The full name for this particular piece of equipment is the Vacomat Automobile Mileage Tester, and it was manufactured by Donat A. Gauthier of Detroit. It came with quite a lot of hose, which this one is missing, that was used to by-pass the fuel pump. It held 1/10th of a gallon of fuel so that a car didn’t have to travel very far (and use much gas) in order to obtain a result. A result, incidentally, that was 99-2/3% accurate, at least according to the label:
According to the inventor’s 1988 obituary, Donat A. Gauthier was a French-Canadian engineer who relocated to Detroit as a young man in search of employment.

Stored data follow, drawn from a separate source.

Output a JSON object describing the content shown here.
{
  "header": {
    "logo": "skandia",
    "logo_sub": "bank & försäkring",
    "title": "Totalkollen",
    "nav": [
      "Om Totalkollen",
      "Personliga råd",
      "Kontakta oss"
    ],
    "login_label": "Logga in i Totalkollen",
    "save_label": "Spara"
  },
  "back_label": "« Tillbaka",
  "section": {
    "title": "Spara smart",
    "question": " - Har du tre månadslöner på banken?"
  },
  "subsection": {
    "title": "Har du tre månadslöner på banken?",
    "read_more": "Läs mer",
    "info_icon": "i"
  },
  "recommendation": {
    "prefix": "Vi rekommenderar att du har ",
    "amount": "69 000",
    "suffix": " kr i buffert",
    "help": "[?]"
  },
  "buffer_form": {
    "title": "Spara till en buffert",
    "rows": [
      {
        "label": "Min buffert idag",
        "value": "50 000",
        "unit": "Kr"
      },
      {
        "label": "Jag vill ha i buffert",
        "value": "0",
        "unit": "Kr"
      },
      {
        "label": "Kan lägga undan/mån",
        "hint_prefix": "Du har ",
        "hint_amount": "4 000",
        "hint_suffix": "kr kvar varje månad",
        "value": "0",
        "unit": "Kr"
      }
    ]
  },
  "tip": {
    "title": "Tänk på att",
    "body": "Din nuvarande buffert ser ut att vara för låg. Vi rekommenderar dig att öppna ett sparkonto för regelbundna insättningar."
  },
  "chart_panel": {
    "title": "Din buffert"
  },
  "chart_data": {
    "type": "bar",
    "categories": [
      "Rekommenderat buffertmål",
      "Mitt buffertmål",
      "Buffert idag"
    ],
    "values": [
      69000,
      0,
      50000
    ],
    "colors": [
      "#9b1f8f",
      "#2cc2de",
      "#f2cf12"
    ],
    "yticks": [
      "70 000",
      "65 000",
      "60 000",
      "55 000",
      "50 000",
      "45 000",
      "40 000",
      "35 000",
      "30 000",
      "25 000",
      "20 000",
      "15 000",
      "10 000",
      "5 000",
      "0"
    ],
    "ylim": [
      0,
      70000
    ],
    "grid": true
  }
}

He ended up staying for 63 years, during which time he worked as a consultant to automobile companies, served as a French consular official, and founded his own company to manufacturer this device to test gas mileage. This is a photo of Gauthier from 1950:
In 1958, the Vacomat was utilized in a Ford dealer’s weekly contest. To participate in the contest, entrants simply took a Ford for a test drive. The Ford was equipped with a Vacomat, and the driver achieving the best miles per gallon won fifty gallons of gas:
The Vacomat surfaced again when gas prices began going up in the 1970s. In this 1973 advertisement, the tester was used to determine the mpg capability of the automobiles on the lot:
A hundred gallons of gas was offered as a very nice reward for purchasing one of this dealer’s cars, but that would only take you about 680 miles if your automobile of choice was that ’69 Lincoln Continental.